VIVIA MEDIA — Selama empat bulan mengikuti PINTU Incubator, sebuah mentoring bisnis industri fashion, Debora Mettu mengalami perubahan cara pandang. Dari sekadar memikirkan desain dan produksi, Debora melihat label fashion sebagai bisnis yang butuh strategi jangka panjang dan identitas konsisten.

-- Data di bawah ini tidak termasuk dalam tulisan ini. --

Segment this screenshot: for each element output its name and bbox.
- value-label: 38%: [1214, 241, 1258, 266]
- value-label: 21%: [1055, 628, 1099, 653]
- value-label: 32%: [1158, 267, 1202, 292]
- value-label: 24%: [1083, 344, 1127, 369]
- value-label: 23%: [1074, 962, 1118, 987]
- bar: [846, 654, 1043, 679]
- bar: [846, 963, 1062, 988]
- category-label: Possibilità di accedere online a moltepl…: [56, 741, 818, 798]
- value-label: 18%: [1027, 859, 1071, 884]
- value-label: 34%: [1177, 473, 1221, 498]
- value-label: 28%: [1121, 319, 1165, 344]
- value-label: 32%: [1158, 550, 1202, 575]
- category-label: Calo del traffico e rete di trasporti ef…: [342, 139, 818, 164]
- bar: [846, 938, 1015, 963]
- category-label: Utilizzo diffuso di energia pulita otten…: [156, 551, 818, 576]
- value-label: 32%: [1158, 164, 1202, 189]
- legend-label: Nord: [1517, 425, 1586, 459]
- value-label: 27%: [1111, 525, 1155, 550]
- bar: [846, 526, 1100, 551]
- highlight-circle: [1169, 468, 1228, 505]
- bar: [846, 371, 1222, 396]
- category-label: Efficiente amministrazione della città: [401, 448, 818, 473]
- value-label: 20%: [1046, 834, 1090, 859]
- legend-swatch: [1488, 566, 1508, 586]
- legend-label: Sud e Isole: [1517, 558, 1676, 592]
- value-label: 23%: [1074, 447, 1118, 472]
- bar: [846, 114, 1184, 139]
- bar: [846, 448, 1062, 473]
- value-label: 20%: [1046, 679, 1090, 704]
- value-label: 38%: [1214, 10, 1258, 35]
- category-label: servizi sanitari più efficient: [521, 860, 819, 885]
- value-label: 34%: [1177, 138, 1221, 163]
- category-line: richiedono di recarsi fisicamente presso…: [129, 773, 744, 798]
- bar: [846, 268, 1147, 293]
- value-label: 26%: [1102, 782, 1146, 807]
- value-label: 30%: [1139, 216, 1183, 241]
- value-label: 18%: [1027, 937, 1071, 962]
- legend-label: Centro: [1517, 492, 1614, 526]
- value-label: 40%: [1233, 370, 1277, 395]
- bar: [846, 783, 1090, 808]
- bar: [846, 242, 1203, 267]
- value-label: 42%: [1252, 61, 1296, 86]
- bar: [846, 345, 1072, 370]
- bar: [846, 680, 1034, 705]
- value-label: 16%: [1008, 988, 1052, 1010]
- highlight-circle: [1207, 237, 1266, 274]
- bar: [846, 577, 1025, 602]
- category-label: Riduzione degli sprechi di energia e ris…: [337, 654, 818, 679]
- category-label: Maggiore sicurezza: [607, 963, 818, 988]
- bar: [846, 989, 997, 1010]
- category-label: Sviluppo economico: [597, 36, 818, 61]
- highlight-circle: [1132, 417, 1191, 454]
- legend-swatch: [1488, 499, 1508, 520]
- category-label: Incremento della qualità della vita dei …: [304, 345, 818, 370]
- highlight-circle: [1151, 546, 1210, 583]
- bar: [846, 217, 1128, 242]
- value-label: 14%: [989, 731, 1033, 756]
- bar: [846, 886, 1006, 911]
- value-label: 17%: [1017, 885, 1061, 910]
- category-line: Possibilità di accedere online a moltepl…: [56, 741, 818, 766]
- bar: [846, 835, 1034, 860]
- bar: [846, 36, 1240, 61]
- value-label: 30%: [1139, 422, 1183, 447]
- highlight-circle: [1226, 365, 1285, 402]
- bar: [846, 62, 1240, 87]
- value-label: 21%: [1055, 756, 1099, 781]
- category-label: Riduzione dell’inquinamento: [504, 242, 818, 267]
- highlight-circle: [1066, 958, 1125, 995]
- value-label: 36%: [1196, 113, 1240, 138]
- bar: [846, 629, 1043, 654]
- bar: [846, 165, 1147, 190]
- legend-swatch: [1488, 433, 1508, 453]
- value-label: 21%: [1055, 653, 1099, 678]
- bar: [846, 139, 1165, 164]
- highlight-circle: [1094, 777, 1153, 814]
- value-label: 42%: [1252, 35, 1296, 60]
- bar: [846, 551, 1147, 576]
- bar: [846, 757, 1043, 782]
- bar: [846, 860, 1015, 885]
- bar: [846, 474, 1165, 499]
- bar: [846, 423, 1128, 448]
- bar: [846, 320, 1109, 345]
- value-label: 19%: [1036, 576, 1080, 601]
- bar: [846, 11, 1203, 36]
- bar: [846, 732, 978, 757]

Sebagai desainer yang ingin serius menapaki karier mode, Debora belajar bahwa karakter pasar internasional berbeda-beda di tiap negara.

“Di inkubator kami belajar kalau pasar Eropa seperti apa, Jepang seperti apa. Setiap negara berbeda-beda. Tapi syukurnya kami bisa mengakomodasi kebutuhan buyer karena semua produksi dilakukan secara in-house,” ujar Debora di sela kegiatan PINTU Incubator 2026 di GAFOY, Summarecon Mall Kelapa Gading, Jakarta, Senin (20/7).

Pelajaran paling membekas baginya adalah storytelling. Yakni bagaimana sebuah koleksi bisa “berbicara” tanpa kehadiran desainernya.

| Baca Juga: Setelah Kreativitas dan Desain, Brand Fashion Wajib Bangun Fondasi Bisnis

“Kalau aku enggak ada di samping bajunya untuk menjelaskan, bagaimana caranya baju itu tetap bisa menjual dirinya sendiri? Itu yang paling sulit. Storytelling ternyata sangat penting,” katanya. Ia menegaskan bahwa kreativitas saja tidak cukup karena desain harus tetap bisa dijual agar bisnis berjalan.

Baginya, proses inkubasi tersebut membangun fondasi agar label yang telah dirintisnya lebih dari satu dekade bisa terus bersaing di pasar yang lebih luas.

Berawal dari Arsitektur

Sebelum dikenal sebagai desainer, Debora menempuh pendidikan arsitektur di Universitas Tarumanagara, lalu tertarik pada dunia mode dan mengikuti pendidikan desain pola di ESMOD Jakarta.

Namun, ia tidak pernah meninggalkan profesi awalnya. “Aku enggak beralih. Aku double job. Arsitektur masih jalan, brand juga terus growing,” ujarnya sambil tersenyum.

| Baca Juga: Yanu, Face Icon Pria Pertama JF3: Dari Jember Menuju Mimpi Menembus Panggung Mode Dunia

Latar belakang arsitektur ini membentuk gaya dalam desainnya. Garis geometris, konstruksi presisi, siluet bersih, dan potongan asimetris. Namun, menurutnya, yang ia bawa bukan bentuk bangunan secara harfiah, melainkan filosofi di baliknya.